Sementara itu, Menteri Keuangan Sri Mulyani Indrawati masih menunggu daftar permasalahan mengenai tax allowance dan juga fasilitas libur pajak (tax holiday) dari Kemenperin. Sehingga, ia masih belum bisa mengidentifikasi, apakah memang syarat tax allowance yang memberatkan atau justru malah prosesnya yang bikin keblinger.
Meski demikian, ia melihat salah satu permasalahan insentif fiskal yang paling umum adalah perusahaan existing yang ingin menggunakan tax holiday atau allowance untuk ekspansi investasi.
"Mungkin seumpama nantinya kalau perusahaan ini akan melakukan ekspansi, dan ekspansi itu memang memiliki nilai signifikan, maka mereka bisa dipertimbangkan untuk mendapatkan (fasilitas fiskal)," imbuhnya
Lebih lanjut, ia berharap bahwa identifikasi permasalahan mengenai fasilitas fiskal ini bisa rampung dalam waktu dua pekan.
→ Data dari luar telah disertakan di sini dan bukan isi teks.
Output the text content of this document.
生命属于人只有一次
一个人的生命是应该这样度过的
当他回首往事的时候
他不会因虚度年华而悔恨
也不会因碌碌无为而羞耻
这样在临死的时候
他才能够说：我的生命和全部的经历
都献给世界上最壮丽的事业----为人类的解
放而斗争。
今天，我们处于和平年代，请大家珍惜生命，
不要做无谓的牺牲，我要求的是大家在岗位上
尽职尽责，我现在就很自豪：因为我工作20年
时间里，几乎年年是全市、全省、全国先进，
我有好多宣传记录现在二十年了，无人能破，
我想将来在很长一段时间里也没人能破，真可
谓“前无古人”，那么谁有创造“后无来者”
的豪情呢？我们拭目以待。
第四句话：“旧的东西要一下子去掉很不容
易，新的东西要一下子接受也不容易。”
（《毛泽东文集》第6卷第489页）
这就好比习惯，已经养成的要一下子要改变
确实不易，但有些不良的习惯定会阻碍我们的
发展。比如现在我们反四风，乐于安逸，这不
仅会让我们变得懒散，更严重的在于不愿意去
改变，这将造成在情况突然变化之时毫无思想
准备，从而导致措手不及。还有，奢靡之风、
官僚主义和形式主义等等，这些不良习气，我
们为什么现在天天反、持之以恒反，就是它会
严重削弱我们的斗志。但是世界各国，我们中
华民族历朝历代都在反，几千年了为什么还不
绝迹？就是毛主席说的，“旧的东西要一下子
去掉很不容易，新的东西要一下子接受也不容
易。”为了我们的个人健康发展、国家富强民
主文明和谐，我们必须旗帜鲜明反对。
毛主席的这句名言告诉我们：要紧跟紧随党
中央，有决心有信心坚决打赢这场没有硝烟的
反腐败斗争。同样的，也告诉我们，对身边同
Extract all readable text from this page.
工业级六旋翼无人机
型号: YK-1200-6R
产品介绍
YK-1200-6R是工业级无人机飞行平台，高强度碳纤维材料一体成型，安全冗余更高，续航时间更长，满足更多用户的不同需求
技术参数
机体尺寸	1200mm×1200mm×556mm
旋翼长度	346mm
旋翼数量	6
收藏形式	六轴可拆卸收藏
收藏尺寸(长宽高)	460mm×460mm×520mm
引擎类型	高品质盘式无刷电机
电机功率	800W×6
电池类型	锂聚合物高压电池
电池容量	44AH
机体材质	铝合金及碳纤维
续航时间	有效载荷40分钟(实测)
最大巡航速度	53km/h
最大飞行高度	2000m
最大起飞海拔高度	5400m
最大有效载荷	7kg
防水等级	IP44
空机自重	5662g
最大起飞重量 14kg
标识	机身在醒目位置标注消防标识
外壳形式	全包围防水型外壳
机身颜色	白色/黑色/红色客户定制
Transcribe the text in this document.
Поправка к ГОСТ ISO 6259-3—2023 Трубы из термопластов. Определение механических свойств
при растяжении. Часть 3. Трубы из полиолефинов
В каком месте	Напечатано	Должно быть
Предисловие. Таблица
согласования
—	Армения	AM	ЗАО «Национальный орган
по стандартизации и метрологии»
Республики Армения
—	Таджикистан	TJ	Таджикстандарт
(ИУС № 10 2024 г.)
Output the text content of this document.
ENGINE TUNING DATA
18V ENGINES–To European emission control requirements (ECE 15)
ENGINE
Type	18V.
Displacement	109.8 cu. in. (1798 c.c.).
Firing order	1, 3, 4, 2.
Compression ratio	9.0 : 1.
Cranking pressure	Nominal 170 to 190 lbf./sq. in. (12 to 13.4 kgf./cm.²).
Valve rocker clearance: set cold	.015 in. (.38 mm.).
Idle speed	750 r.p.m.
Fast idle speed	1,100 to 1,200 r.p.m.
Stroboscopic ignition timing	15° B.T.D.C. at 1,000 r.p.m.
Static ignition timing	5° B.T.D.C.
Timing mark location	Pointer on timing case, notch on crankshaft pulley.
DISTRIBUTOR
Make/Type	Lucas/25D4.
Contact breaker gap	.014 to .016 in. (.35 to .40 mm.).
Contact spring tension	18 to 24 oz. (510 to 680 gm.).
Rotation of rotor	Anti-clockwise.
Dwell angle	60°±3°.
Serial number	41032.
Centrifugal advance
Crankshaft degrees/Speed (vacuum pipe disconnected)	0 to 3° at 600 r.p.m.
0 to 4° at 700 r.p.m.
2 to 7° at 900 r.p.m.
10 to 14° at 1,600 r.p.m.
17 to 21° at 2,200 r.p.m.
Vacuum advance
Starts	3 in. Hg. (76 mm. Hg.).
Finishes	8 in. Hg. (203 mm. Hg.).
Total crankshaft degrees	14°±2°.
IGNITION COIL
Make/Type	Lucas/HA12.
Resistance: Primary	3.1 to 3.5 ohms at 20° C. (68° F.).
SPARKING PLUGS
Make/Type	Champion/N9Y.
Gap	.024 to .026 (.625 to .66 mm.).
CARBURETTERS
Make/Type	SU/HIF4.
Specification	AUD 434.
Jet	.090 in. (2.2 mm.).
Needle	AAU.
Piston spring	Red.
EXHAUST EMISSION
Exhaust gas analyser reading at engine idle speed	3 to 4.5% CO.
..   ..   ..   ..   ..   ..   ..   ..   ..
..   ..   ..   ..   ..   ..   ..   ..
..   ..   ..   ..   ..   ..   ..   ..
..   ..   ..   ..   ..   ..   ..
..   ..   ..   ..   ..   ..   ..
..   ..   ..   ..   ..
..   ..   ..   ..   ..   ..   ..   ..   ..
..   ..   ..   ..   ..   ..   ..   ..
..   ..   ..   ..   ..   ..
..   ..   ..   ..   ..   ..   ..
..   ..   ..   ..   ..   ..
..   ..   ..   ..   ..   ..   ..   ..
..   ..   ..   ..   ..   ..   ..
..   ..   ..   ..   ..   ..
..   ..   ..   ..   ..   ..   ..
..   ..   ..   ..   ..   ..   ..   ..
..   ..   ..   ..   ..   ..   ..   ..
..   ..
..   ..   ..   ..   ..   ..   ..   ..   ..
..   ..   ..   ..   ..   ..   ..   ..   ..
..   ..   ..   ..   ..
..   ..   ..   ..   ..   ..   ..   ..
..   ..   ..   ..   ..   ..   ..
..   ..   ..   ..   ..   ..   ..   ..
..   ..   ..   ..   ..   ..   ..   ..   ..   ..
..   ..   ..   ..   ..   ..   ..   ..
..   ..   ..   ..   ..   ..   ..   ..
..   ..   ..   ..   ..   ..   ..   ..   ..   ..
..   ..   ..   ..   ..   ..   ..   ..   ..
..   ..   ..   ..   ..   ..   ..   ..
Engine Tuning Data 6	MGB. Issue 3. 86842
Selain dari Kemenperin, ia akan meminta bantuan dari Direktorat Jenderal Pajak, Bea Cukai, dan Badan Kebijakan Fiskal untuk mengidentifikasi masalah-masalah tersebut.
"Paling tidak kami akan mencari, dari sisi identifikasi apa hambatannya, dari sisi UU apa yang bisa digunakan, dan dari sisi halangan, bagaimana halangan itu diselesaikan," pungkasnya.
Aturan mengenai tax allowance tercantum di dalam Peraturan Pemerintah (PP) Nomor 9 Tahun 2016 sebagai pengganti PP Nomor 18 Tahun 2015.
Dalam PP Nomor 18 Tahun 2015, pemerintah merevisi sektor penerima tax allowance dengan menambah bidang usaha penerima dari 129 ke 143.
Lalu, di dalam revisi berikutnya, pemerintah menambah sektor padat karya kepada sektor penerima tax allowance, di mana pemotongan PPh badan bersih (netto) dilakukan sebesar 30 persen, yang dilakukan dengan memangkas pajak 5 persen selama enam tahun.